Un corazón como el nuestro

Antonia Nogales

Periodista & docente. Enseño en Universidad de Zaragoza. Doctora por la Universidad de Sevilla. Presido Laboratorio de Estudios en Comunicación de la Universidad de Sevilla. Investigo en Grupo de Investigación en Comunicación e Información Digital de la Universidad de Zaragoza.

Oikopleuras dioicas. Igor Adameyko
Oikopleuras dioicas. Igor Adameyko

Seguro que más de una vez la hemos tomado, aunque no lo sepamos. Cuando nos zambullimos en el mar y tragamos agua salada, muy probablemente en ella van unos cuantos Oikopleuras dioicas. Estos bichitos de apenas tres milímetros viven en los mares que no son gélidos, y científicos de la Universidad de Barcelona acaban de descubrir un dato muy curioso en su evolución. Resulta que sus ascendientes poseían los genes necesarios para formar un corazón humano; y sus vástagos, los que tenemos hoy en nuestros mares, los perdieron por el camino.

El corazón de nuestro diminuto amigo, que pertenece a los tunicados, solo tiene seis células. Los tunicados se separaron de los vertebrados en el proceso evolutivo hace unos quinientos millones de años, pero su ancestro común sí poseía genes que son esenciales para formar un corazón humano. En su deconstrucción biológica se detectan rastros de lo que otrora fue un latido bastante más parecido al nuestro. Ahora, solo seis células son suficientes para su órgano cardiaco; seis como los seis cilindros que componen la trompa, ese potente instrumento musical.
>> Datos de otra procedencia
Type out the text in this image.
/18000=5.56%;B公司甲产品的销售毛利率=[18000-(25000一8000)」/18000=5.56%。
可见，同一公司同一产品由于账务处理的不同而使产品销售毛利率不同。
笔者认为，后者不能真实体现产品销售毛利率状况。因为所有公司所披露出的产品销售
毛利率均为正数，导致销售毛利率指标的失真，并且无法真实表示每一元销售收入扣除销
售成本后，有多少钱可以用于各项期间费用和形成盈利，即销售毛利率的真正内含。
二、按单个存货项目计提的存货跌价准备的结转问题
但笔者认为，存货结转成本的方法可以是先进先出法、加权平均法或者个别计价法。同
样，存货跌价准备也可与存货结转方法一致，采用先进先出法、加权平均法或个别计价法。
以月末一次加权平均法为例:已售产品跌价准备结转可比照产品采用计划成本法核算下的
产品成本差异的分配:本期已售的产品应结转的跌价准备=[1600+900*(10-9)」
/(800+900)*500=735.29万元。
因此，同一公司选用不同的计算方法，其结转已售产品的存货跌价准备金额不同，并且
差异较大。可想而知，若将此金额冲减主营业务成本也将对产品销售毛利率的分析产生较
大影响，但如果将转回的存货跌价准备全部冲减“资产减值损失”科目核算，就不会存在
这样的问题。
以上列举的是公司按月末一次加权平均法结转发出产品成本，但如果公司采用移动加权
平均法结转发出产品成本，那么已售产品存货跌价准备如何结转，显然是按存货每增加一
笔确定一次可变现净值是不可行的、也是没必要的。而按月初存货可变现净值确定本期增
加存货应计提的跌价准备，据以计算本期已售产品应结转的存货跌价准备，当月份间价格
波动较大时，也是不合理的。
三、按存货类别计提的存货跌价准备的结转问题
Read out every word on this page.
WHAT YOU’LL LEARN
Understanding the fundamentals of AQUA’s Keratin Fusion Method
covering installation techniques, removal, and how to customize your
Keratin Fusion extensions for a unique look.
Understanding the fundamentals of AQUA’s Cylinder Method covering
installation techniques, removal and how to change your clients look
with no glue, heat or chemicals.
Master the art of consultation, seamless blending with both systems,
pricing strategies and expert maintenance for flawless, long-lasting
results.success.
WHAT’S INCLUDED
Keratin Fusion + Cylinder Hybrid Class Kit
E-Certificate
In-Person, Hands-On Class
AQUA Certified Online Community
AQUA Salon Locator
 “Esta ferida xamais cicatriza”. No sé si el gallego acentúa más aún la infinita soledad de la frase; será la ternura que se esconde en el fraseo sereno, en el discurrir de unas sílabas que nunca parecen fuertes. Estas palabras son de José Luis Pulpeiro, un gallego de sesenta y cinco años que hace poco obtuvo el título profesional de trompa. Su vocación nunca fue ser músico, aunque la música lo encontró a él para tratar de liberarlo del tormento.

Era su hija la que tocaba este instrumento en el Conservatorio de Lugo, pero ella nunca llegó a graduarse. Cuando solo tenía veinte años, Almudena fue víctima de un accidente de tráfico y perdió la vida. Ella murió y su inseparable instrumento de viento-metal perdió la voz. Permaneció en silencio durante unos años interminables, hasta que José Luis Pulpeiro, que rondaba por entonces los cincuenta, inició sus estudios de trompa en la pequeña escuela municipal de música de Ribadeo. Compartía aula con niños de diez años, pero eso nunca frenó las ganas de terminar la obra de su pequeña.

Perder los genes necesarios para dotarse de un corazón más complejo –más como el nuestro, como el de José Luis- ha permitido al buen amigo Oikopleura acelerar su desarrollo y disponer de un órgano cardiaco muy sencillo, de tan solo un puñado de células. Gracias a su “discreto” motor, puede vivir al aire libre y flotar en el océano sin ningún límite de tiempo. Su vida se extiende, se hace más llevadera a base de no tener un corazón como lo conocemos. Sin él, la vida de José Luis y su esposa también habría sido más fácil, flotando serenos en los mares de Galicia con apenas seis células que no permitan sentir casi nada. Y seis cilindros para tocar la música de ella.

El corazón de José Luis Pulpeiro se destruyó el 12 de noviembre de 2002, cuando un coche que adelantaba a un camión de forma temeraria chocó contra el de su hija Almudena mientras recorría la N-640 hacia el Conservatorio Profesional de Lugo. Dos días más tarde, una estudiante de trompa murió en un hospital de Galicia. Y, como si de un tunicado se tratase, el corazón sofisticado de José Luis se deconstruyó. Pasó de sentir la mayor de las penas a no sentir nada, a no poder llorar. A refugiarse en la música de la trompa para inundar con sus notas una mañana de domingo. «É como unha menciña para nós, un certo consolo». Una serena mañana de domingo en la que solo flotar y flotar en las aguas de la Praia das Catedrais.